The present study is of course not free from limitations.

The first, and the most relevant, issue lies in the operationalization herewith adopted for the positive state—i.e. a below-cut-off MMSE score. Indeed, albeit evidence on its feasibility as a cognitive screener in PD patients has been delivered in Italy [10], it has to be borne in mind that the MMSE should not represent the preferred choice to the aim of screening for cognitive impairment in this population—as recently highlighted by the MDS [5]. Indeed, the MMSE is mostly unable to capture executive deficits—which, however, typically characterise the cognitive profile of PD [31, 32]. Hence, it is mandatory that future studies aim at replicating the present findings by employing a different operationalization of the positive state—e.g. by means of a second-level cognitive battery or via a disease-specific cognitive screener (such as the PD-CRS). With that being said, the strong association detected between MMSE and MoCA scores within the current cohort, as well as the sound diagnostics herewith yielded, suggests that a sufficient degree of generalizability might be granted to the present cut-offs.

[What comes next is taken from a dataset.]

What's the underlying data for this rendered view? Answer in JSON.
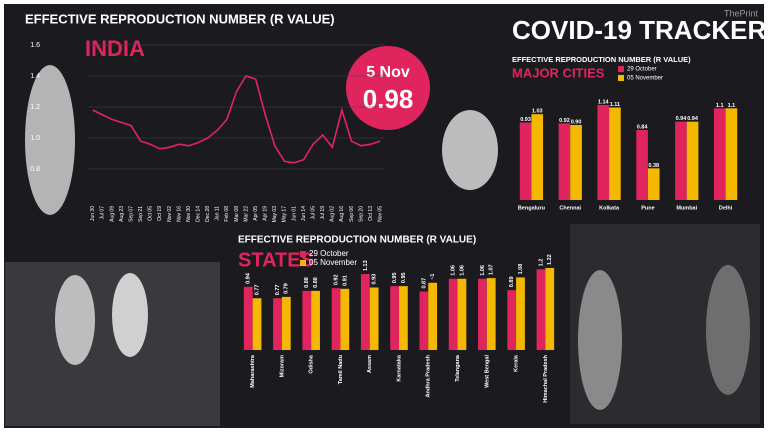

As to the second, it should be noted that PPVs proved to be relatively poor—even more if addressed within the context of the remaining metrics. However, such a finding is not surprising and does not in any case undermine the overall optimal diagnostic performance of the MoCA herewith detected. Indeed, at variance with the LR + , PPVs are heavily influenced by the prevalence of the positive state in the study sample: the lower the prevalence (such is the case for this investigation), the lower the PPV.

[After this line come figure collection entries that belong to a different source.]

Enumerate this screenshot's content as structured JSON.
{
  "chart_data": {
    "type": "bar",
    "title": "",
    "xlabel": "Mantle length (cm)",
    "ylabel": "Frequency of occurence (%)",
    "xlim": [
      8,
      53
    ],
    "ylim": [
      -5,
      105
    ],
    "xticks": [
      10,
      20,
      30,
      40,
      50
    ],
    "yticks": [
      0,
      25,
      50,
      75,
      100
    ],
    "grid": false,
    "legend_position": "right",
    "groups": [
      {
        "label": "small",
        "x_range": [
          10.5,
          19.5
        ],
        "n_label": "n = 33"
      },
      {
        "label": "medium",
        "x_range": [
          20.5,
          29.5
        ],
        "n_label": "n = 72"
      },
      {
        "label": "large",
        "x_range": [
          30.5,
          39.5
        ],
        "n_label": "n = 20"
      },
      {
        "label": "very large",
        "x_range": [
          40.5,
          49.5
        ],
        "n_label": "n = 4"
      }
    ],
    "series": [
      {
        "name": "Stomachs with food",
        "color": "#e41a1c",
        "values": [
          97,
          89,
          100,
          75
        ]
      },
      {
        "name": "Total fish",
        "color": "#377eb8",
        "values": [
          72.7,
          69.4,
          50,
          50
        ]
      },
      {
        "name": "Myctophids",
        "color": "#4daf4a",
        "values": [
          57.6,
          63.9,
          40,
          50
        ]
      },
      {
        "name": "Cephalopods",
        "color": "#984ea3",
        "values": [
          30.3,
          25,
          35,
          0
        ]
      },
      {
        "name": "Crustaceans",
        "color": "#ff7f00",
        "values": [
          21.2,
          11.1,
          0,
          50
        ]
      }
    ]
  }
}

A final limitation lies in fact that the normative dataset herewith addressed, by Aiello et al. [13], has been derived from individuals in Northern Italy—whilst the present patient cohort was recruited in Southern Italy. In this respect, Aiello et al. [13] themselves noted that, in healthy subjects, the three normative datasets that are currently available for the MoCA in Italy, which comes from individuals residing in different Italian regions, might classify individuals’ cognitive status differently [13]. However, it should be noted that Aiello et al.’s [13] normative dataset includes a larger number of individuals and covers a wider range of age and education when compared to the previous ones published by Conti et al. [11] and Santangelo et al. [12] between 2014 and 2015—this having led the present Authors to opt for Aiello et al.’s [13]. Whilst it would be far beyond the aim of this study to do so, future investigations might aim at exploring these three normative datasets classify PD patients differently as to their normative status—similarly to what Salvadori et al. [33] recently did in stroke patients. Finally, it is worth mentioning the present PD cohort was not particularly heterogeneous as far as their age and level of educational attainment were concerned; hence, the cut-offs herewith provided might not be representative of all ranges of age and education, and future investigations should be aimed at filling such a gap.

In conclusion, the Italian MoCA is a valid and diagnostically sound screener for global cognitive inefficiency in non-demented PD patients, whose adoption is recommended within both clinical and research settings. Further studies are nevertheless needed that confirm its diagnostic values against a measure that is more appropriate than the MMSE.

Ethics

Participants provided informed consent. This study was approved by the Ethics Committee the University of Campania “Luigi Vanvitelli”.